この2話目では、遺伝子という死に戻りの真相が判明する。簡単に考えると、人間には変えることができないものとして遺伝子が使われているとなる。しかし、この遺伝子というモチーフには二つの意味が隠されている。
一つは超越的で人間的な神と対比される、科学的で絶対的なものとして。最初は主人公はこの死に戻りが神によるものだと考えていた。神っていうのは人間の生死を操ることができるという超越的な概念を持ちつつ、それでいて人間的な部分を併せ持つ主人公にとって都合のいい存在。何度も死んでいれば、いつかは本当に死なせてくれるだろうという人間的な部分を持っているだろうと主人公は神に期待していたと考える。それに対して、遺伝子は科学的な産物で、超越的なものと異なり現実の延長線として見つけたものとなっている。そして、何度死に戻ろうとも人間のように変わるものでは無い。そういうものとして遺伝子が用いられている。

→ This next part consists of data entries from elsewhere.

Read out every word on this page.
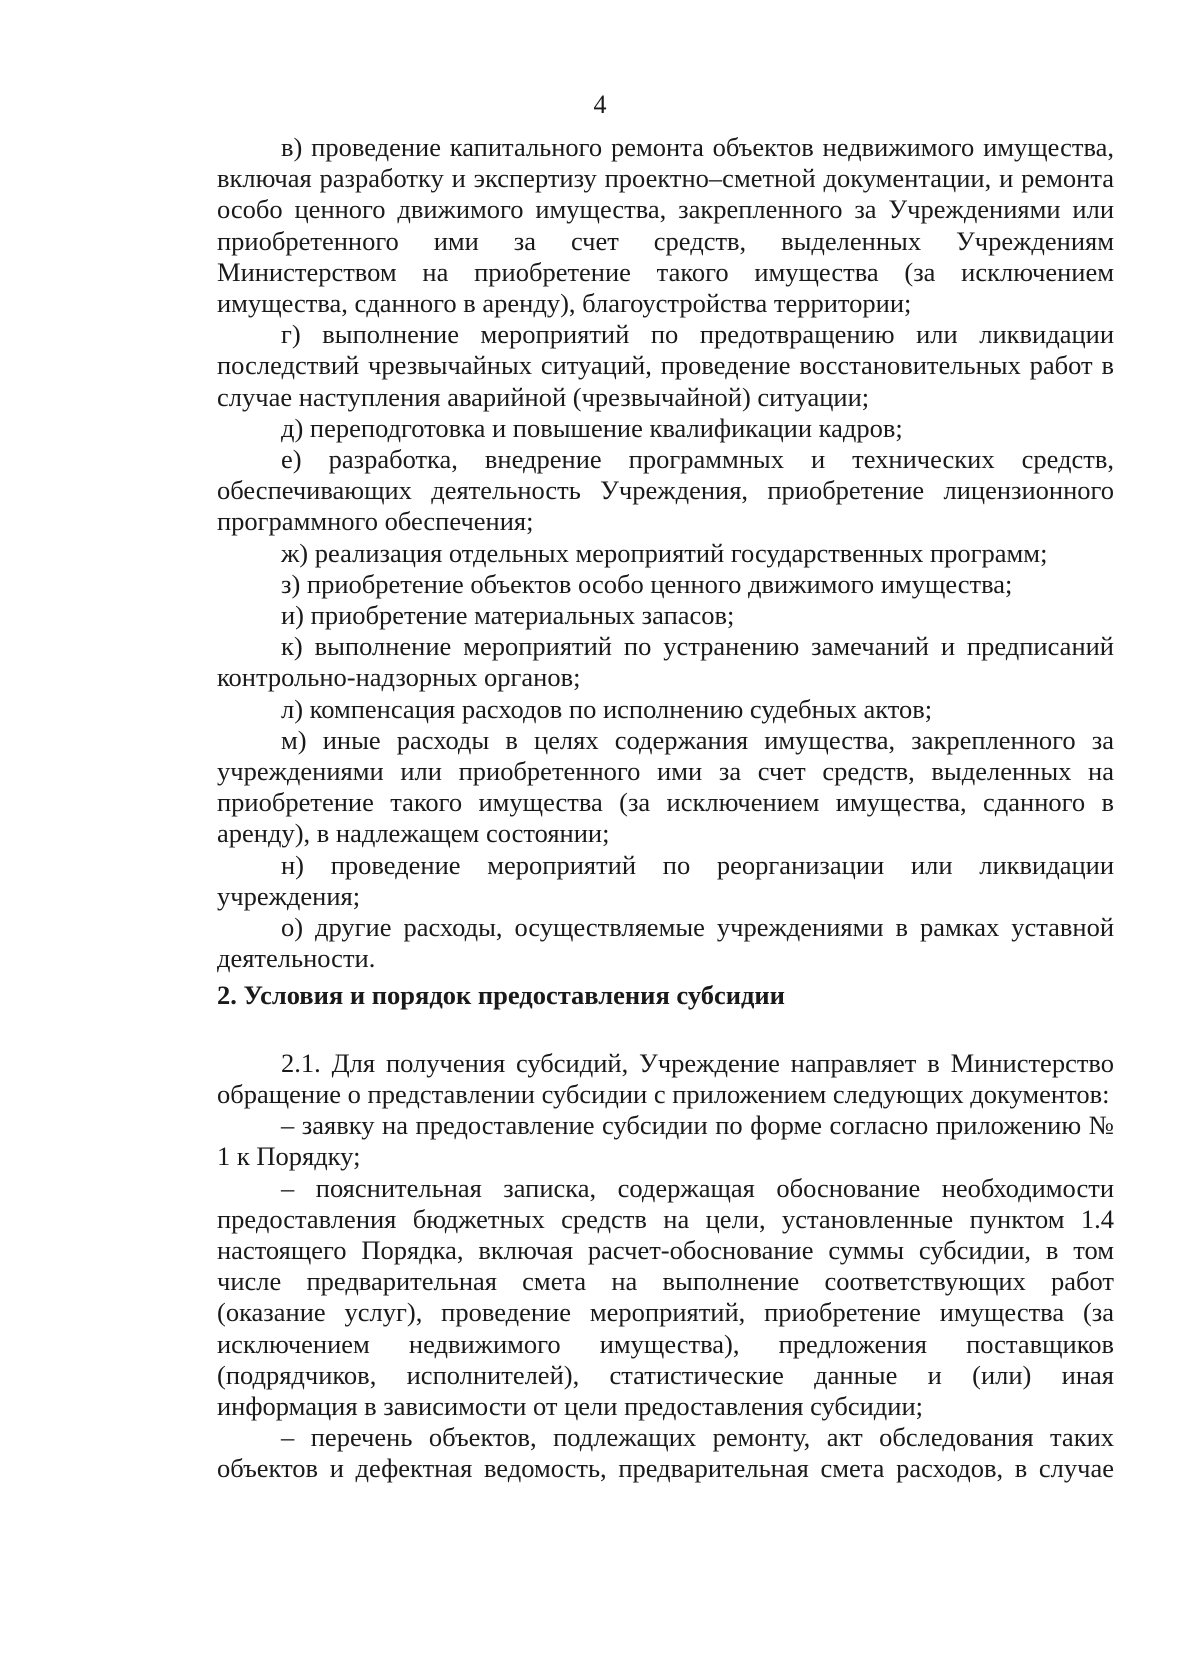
4

в) проведение капитального ремонта объектов недвижимого имущества, включая разработку и экспертизу проектно–сметной документации, и ремонта особо ценного движимого имущества, закрепленного за Учреждениями или приобретенного ими за счет средств, выделенных Учреждениям Министерством на приобретение такого имущества (за исключением имущества, сданного в аренду), благоустройства территории;

г) выполнение мероприятий по предотвращению или ликвидации последствий чрезвычайных ситуаций, проведение восстановительных работ в случае наступления аварийной (чрезвычайной) ситуации;

д) переподготовка и повышение квалификации кадров;

е) разработка, внедрение программных и технических средств, обеспечивающих деятельность Учреждения, приобретение лицензионного программного обеспечения;

ж) реализация отдельных мероприятий государственных программ;

з) приобретение объектов особо ценного движимого имущества;

и) приобретение материальных запасов;

к) выполнение мероприятий по устранению замечаний и предписаний контрольно-надзорных органов;

л) компенсация расходов по исполнению судебных актов;

м) иные расходы в целях содержания имущества, закрепленного за учреждениями или приобретенного ими за счет средств, выделенных на приобретение такого имущества (за исключением имущества, сданного в аренду), в надлежащем состоянии;

н) проведение мероприятий по реорганизации или ликвидации учреждения;

о) другие расходы, осуществляемые учреждениями в рамках уставной деятельности.

2. Условия и порядок предоставления субсидии

2.1. Для получения субсидий, Учреждение направляет в Министерство обращение о представлении субсидии с приложением следующих документов:

– заявку на предоставление субсидии по форме согласно приложению № 1 к Порядку;

– пояснительная записка, содержащая обоснование необходимости предоставления бюджетных средств на цели, установленные пунктом 1.4 настоящего Порядка, включая расчет-обоснование суммы субсидии, в том числе предварительная смета на выполнение соответствующих работ (оказание услуг), проведение мероприятий, приобретение имущества (за исключением недвижимого имущества), предложения поставщиков (подрядчиков, исполнителей), статистические данные и (или) иная информация в зависимости от цели предоставления субсидии;

– перечень объектов, подлежащих ремонту, акт обследования таких объектов и дефектная ведомость, предварительная смета расходов, в случае
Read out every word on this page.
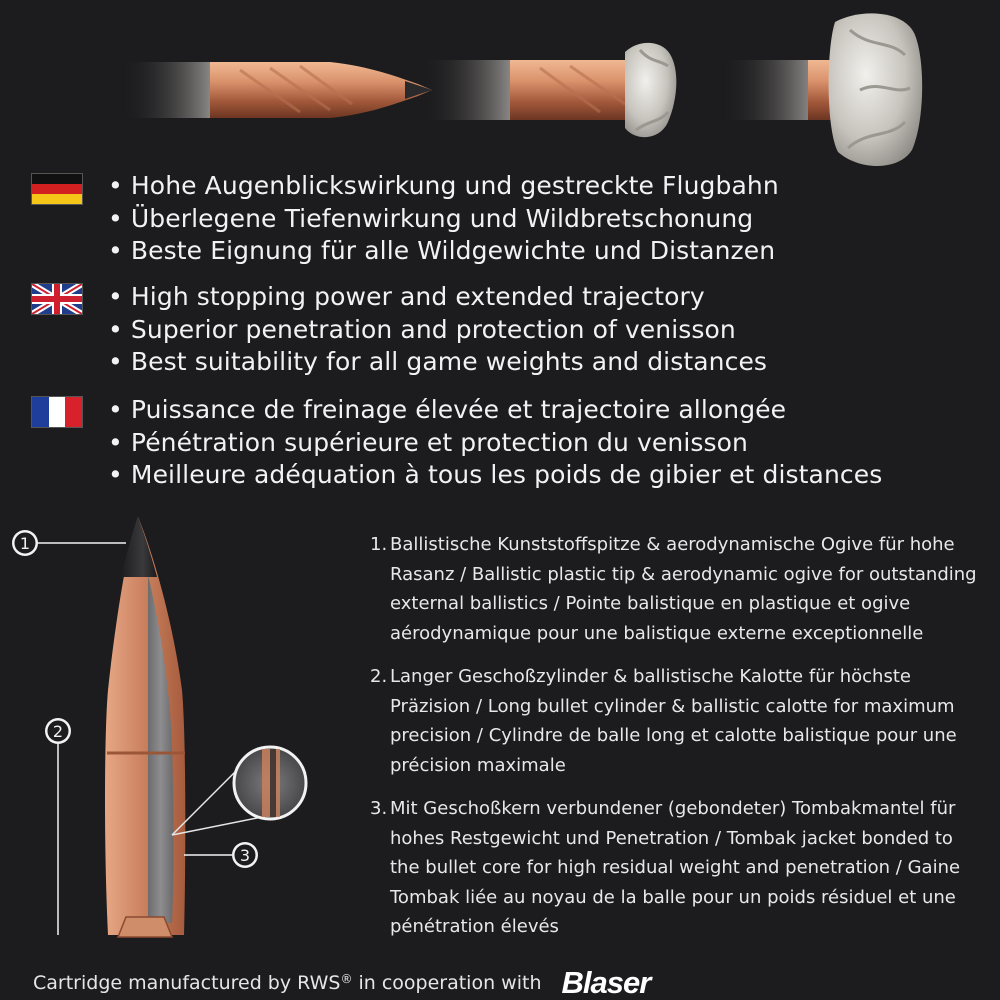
• Hohe Augenblickswirkung und gestreckte Flugbahn
• Überlegene Tiefenwirkung und Wildbretschonung
• Beste Eignung für alle Wildgewichte und Distanzen
• High stopping power and extended trajectory
• Superior penetration and protection of venisson
• Best suitability for all game weights and distances
• Puissance de freinage élevée et trajectoire allongée
• Pénétration supérieure et protection du venisson
• Meilleure adéquation à tous les poids de gibier et distances
1
2
3
1. Ballistische Kunststoffspitze & aerodynamische Ogive für hohe Rasanz / Ballistic plastic tip & aerodynamic ogive for outstanding external ballistics / Pointe balistique en plastique et ogive aérodynamique pour une balistique externe exceptionnelle
2. Langer Geschoßzylinder & ballistische Kalotte für höchste Präzision / Long bullet cylinder & ballistic calotte for maximum precision / Cylindre de balle long et calotte balistique pour une précision maximale
3. Mit Geschoßkern verbundener (gebondeter) Tombakmantel für hohes Restgewicht und Penetration / Tombak jacket bonded to the bullet core for high residual weight and penetration / Gaine Tombak liée au noyau de la balle pour un poids résiduel et une pénétration élevés
Cartridge manufactured by RWS® in cooperation with Blaser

そして二つ目は、遺伝子は複製して増えていくものであり、そこに同じ時間を繰り返すという死に戻りが暗喩されている。
死に戻りの正体としての遺伝子はこの二つの点からよくできている。


3話目

3話目は救いのお話。
いないと思われていた神は実は本当にいたんだよね。この展開はご都合主義と言えば簡単に解決するが、それで終わらせるには主人公の絶望は報われない。まぁ読んでくれ。

最後に

他にもこの作品のなろう的な読みやすさはどこに起因することとか、死に戻ることによって生きるとは、生きる意味とは何かを説得力を持って一つの答えを示されていることとか、主人公の絶望についてとかを書きたいけど、それを書くには自分のなろうの知識、哲学的な知識、そして時間が圧倒的に足りないので諦めます……。
もっとちゃんとした文章を書きたい。大反省……。